Stablecoin risk framework

Stablecoin risk framework report key takeaways:


1️⃣ Stablecoins are NOT rated like banks


They are rated like collateralized vehicles

- Focus on reserve pool strength

- Not issuer balance sheet (unless no segregation)


Similar to MMF and structured products


2️⃣ The “weakest link” dominates outcomes


Even if the portfolio is strong, a small exposure to weak assets can cap the rating

- Portfolio ≠ average risk

- It behaves like structured credit (first-loss sensitivity)
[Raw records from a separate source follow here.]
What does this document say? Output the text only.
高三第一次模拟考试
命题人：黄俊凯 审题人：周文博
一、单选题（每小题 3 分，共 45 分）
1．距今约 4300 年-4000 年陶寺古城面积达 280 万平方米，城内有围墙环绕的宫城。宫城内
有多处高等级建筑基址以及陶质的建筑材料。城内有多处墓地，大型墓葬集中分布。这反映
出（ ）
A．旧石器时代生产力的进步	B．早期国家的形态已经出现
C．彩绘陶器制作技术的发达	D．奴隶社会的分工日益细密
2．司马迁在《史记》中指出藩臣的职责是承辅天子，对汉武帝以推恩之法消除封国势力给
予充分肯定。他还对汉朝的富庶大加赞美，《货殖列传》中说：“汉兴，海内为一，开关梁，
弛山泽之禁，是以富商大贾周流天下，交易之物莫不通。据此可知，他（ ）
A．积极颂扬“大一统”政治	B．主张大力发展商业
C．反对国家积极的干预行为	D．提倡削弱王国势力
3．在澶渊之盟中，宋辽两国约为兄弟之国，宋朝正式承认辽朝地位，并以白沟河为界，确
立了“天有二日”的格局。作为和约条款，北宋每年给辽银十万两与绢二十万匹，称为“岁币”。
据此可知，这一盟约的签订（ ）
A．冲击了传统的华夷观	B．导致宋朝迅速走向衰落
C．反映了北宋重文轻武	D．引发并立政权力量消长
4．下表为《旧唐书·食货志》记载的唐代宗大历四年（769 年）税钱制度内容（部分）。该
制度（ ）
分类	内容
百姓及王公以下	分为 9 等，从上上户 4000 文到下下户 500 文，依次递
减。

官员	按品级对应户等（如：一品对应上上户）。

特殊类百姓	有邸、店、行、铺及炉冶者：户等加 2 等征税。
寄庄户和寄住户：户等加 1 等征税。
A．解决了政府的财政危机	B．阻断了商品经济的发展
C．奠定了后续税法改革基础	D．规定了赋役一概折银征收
3️⃣ Market liquidity is as important as credit quality


Even “safe” assets can fail under redemption pressure:

- Forced liquidation → losses

- Longer duration → higher haircuts

- Illiquid assets → rating drag


Stablecoins fail from liquidity mismatch, not just defaults. Therefore:

- Liquidation triggers are critical

- Advance rates reflect mark-to-market risks


4️⃣ Operational risk and technology risk are rating constraints


Key ops dependencies: custodians, banks, collateral managers and redemption processes.

Weak ops → rating capped (often ≤ A2 / P-1 threshold)


Smart contract bugs, blockchain failures, and network congestions are infra risk directly affecting redemption ability.


Food for thoughts: does this stablecoin risk framework mean we should talk about stablecoins more like structured products or cash instruments?